Picked up her skirts, kicked off her heels

by Emma Cotler Powers

Prosperity Candle is about independence, women’s entrepreneurship, and breaking the mold. That’s something I can relate to.

I come from a family of women, literally and metaphorically. My grandmother is the matriarch. After fitting the mold of the model woman at an early age of 23 she picked up her skirts, kicked off her heels, and ran away to New York City where she became an artist.

She was playing with csculpturelay, doing mostly abstraction, when suddenly one of her creations looked at her. She started to make a crowd of them – crones, she called them.

The dictionary definition of a crone brings to mind witches, hags and just general unpleasantness. Hers, though, were full of meat, life and heartache. They hung on the walls in her old apartment, arranged in waves as if they were climbing and descending hills. I looked at their non-faces, for they were just hooded holes, and imagined my ancestors making their way to America. “A crone is a woman with the wisdom of years,” my grandmother told me.
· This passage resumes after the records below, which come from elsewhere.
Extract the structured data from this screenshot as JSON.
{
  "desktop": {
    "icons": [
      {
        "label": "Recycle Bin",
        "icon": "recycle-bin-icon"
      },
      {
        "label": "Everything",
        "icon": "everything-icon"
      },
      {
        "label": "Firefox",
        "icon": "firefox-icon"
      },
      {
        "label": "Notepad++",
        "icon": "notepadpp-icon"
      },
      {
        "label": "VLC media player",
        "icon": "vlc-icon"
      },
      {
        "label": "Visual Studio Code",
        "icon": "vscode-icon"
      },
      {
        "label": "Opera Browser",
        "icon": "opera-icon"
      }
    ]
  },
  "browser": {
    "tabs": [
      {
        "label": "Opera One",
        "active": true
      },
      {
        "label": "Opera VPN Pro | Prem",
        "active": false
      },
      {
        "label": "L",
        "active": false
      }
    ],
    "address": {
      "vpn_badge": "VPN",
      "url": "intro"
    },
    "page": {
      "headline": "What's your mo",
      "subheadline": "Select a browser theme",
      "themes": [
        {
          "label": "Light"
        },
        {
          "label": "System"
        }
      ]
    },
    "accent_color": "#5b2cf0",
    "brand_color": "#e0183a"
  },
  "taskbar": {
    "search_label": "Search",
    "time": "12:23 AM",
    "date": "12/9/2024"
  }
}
I never questioned her confident dismissal of the negative connotations surrounding the word. I simply accepted her broader view, her kinder view. I instinctively understood that wisdom in women is feared and distorted.

She had three equally strong and rebellious daughters. I am one of her two granddaughters. When I look in the mirror I see a lucky woman, but a woman nonetheless: someone whose face is a drawing board for the world to sketch upon. The word woman is still so fraught with meaning that my face is alight with it.

I urge all of us to pick up our metaphorical skirts and kick off our metaphorical heels – to break the mold and show others the way – in celebration of International Women’s Day.

My grandmother, a silver haired crone of 86, would applaud loudly.